La Journée de la fibre (« Gimme Fibre Day ») débarque cette année en France. Elle est organisée tous les 4 novembre par le FTTH Council Europe, une organisation d'industriels des télécoms dont le but affiché est d'accélérer le déploiement de la fibre optique jusqu'à l'abonné (FTTH). Concrètement, il s'agit de quelques évènements en ligne et hors-ligne, comme un concours de selfies sur leur page Facebook ou des promotions chez des partenaires.

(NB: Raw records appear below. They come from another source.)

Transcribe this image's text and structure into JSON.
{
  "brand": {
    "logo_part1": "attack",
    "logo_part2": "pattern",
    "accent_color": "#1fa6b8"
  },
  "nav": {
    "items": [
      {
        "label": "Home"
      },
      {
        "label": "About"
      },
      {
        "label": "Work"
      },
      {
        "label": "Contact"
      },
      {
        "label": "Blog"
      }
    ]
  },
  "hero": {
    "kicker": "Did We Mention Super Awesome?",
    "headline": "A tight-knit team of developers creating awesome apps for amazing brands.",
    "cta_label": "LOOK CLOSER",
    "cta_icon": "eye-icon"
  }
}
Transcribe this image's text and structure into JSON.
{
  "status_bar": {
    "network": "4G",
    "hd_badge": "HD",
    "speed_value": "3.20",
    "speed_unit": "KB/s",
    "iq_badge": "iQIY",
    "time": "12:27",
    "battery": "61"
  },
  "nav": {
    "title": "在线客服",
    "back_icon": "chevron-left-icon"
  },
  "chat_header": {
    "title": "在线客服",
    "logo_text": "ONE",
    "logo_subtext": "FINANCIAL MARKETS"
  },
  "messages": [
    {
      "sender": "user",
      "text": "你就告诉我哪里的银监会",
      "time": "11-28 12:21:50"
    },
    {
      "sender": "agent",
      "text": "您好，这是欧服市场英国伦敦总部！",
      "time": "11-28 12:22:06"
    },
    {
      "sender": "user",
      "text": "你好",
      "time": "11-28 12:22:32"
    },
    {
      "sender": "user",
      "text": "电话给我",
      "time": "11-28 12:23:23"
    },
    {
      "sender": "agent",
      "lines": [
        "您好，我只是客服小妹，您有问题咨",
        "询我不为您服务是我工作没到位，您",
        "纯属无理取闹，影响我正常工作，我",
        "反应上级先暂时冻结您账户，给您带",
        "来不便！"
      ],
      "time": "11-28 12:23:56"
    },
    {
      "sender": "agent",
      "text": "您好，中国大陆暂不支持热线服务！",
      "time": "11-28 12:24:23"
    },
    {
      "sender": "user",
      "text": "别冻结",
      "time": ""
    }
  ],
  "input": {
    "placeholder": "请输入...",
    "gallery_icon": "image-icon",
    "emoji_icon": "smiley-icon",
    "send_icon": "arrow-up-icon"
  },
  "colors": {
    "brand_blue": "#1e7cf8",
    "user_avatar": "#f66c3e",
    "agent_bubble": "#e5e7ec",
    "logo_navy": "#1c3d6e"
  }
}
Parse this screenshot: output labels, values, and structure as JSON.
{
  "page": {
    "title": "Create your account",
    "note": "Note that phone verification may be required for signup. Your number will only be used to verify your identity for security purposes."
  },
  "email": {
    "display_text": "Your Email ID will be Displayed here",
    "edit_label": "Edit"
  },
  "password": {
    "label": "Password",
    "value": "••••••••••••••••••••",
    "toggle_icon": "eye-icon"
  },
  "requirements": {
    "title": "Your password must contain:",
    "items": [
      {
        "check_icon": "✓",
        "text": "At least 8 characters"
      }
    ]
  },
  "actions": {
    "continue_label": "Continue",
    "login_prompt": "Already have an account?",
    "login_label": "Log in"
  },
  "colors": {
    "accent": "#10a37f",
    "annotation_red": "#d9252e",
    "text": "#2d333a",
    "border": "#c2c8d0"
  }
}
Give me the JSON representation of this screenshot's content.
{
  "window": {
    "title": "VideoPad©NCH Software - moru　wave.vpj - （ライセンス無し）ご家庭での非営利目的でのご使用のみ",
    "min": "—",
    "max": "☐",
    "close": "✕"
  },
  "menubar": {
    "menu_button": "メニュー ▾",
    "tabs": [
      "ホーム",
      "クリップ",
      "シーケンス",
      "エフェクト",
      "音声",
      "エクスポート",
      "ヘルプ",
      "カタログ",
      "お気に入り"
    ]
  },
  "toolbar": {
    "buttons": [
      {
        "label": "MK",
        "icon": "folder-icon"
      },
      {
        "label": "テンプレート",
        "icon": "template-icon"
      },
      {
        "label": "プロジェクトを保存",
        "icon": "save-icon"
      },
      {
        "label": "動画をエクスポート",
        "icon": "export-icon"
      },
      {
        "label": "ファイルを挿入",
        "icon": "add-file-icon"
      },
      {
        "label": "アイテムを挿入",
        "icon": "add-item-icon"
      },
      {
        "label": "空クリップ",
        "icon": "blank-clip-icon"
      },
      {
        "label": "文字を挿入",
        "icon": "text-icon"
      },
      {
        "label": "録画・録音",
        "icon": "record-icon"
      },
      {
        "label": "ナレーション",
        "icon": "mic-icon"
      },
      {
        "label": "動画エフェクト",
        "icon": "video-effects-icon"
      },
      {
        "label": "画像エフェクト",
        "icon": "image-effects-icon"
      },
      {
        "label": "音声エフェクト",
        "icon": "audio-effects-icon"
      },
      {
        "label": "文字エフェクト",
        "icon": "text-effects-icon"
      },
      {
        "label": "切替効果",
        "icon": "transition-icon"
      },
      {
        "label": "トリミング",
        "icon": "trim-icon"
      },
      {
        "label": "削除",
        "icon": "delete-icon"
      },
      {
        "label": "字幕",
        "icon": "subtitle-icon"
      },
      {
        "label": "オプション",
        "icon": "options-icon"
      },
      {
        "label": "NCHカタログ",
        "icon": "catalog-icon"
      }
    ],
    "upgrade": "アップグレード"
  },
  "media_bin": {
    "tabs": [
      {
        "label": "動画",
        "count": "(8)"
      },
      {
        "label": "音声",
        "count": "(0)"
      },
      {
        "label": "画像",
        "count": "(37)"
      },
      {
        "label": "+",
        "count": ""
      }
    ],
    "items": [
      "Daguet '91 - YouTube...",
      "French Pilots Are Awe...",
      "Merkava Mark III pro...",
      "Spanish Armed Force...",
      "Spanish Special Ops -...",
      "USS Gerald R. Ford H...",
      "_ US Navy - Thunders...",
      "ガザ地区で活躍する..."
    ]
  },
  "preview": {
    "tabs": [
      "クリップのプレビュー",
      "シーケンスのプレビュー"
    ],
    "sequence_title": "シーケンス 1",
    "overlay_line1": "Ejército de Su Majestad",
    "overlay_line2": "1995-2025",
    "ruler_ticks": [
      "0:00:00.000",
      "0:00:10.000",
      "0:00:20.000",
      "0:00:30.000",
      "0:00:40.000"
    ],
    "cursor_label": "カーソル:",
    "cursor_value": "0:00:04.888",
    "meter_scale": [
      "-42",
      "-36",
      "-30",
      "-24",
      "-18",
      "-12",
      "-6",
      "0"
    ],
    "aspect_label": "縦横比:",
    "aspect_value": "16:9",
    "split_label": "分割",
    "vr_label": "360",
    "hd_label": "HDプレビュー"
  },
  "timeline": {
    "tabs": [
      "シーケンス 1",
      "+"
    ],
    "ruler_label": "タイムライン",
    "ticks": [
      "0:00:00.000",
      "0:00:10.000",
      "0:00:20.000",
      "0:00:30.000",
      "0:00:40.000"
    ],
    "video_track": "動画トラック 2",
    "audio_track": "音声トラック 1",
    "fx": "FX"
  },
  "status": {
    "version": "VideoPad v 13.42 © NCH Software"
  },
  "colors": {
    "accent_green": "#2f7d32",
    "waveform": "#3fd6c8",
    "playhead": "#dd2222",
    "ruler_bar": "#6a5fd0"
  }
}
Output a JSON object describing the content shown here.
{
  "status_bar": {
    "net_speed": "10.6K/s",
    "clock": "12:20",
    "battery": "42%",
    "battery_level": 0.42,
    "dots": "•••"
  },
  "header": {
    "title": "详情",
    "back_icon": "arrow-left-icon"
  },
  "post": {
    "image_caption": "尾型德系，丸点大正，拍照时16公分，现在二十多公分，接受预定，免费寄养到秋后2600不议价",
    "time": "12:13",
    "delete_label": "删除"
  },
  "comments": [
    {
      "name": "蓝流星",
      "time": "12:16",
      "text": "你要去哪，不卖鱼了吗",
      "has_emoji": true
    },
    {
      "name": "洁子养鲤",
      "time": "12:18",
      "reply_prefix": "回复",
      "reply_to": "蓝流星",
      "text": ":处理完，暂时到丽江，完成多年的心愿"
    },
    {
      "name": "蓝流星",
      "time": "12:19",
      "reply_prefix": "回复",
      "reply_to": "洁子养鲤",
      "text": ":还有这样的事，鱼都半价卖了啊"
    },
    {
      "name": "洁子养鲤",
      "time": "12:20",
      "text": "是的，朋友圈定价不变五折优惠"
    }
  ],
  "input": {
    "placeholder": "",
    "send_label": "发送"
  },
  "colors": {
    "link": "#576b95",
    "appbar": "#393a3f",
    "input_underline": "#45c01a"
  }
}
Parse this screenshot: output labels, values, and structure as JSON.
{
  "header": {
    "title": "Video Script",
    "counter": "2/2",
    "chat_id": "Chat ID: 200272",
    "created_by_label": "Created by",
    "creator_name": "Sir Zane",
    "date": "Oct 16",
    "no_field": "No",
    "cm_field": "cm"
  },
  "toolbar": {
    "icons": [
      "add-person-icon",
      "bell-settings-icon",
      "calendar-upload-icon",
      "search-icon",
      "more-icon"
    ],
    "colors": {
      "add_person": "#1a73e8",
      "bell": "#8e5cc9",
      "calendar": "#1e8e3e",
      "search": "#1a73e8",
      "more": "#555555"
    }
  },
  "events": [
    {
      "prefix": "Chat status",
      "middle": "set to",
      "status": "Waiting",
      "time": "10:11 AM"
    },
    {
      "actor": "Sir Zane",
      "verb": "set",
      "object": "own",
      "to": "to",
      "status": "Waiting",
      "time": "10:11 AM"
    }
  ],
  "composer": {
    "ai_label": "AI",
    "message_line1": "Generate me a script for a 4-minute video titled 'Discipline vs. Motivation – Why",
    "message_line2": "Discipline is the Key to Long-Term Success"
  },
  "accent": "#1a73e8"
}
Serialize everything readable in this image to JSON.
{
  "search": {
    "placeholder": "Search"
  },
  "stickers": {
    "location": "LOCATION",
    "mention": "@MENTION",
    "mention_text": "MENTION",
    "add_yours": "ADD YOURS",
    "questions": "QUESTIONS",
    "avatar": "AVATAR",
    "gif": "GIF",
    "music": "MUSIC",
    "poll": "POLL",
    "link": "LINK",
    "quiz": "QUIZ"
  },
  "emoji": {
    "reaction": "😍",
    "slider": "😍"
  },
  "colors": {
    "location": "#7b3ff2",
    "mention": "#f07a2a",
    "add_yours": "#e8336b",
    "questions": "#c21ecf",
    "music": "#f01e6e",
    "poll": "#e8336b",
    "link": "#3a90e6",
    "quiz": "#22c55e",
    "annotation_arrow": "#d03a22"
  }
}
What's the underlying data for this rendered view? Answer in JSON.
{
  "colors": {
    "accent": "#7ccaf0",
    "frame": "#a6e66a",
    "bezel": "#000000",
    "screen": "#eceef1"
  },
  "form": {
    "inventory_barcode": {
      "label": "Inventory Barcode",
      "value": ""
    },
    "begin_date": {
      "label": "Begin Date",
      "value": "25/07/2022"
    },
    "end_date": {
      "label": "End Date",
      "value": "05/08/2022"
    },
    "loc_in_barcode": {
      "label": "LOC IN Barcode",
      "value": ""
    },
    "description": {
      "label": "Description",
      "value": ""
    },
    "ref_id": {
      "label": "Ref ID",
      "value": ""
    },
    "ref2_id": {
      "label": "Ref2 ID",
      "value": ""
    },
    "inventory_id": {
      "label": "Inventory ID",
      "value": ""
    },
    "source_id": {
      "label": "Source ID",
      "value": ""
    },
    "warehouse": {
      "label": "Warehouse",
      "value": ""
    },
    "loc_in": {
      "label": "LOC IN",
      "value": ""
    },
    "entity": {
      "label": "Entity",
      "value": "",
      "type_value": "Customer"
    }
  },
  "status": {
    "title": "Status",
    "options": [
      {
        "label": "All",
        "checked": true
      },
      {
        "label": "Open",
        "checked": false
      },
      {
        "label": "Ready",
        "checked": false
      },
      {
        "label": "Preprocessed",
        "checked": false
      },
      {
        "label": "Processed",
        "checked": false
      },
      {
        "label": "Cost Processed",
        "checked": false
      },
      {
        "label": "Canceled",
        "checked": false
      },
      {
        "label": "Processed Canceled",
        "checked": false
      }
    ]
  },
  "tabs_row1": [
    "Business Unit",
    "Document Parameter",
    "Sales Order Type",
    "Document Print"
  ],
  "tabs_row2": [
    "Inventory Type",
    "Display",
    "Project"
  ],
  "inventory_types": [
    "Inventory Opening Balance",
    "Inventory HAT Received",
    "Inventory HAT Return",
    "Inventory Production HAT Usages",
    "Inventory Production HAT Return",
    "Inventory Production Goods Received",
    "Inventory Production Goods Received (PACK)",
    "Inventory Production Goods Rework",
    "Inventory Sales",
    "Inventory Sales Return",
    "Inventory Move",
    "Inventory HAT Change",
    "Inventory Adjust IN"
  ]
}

En France, l'organisation s'est associée à Orange, qui propose pour l'occasion une promotion sur ses abonnements Open Fibre (PDF) et un jeu concours. Si l'opérateur historique est effectivement le premier déployeur de fibre optique jusqu'à l'abonné (FTTH) en France, il semble bien solitaire sur la page d'accueil de l'opération. Le FTTH Council Europe met également en avant le forum « Paris ville 100 % Fibre » d'Orange, dont le nom est dérivé d'une campagne publicitaire destinée à vanter les avantages de sa fibre optique jusqu'à l'abonné face aux solutions alternatives, comme le câble.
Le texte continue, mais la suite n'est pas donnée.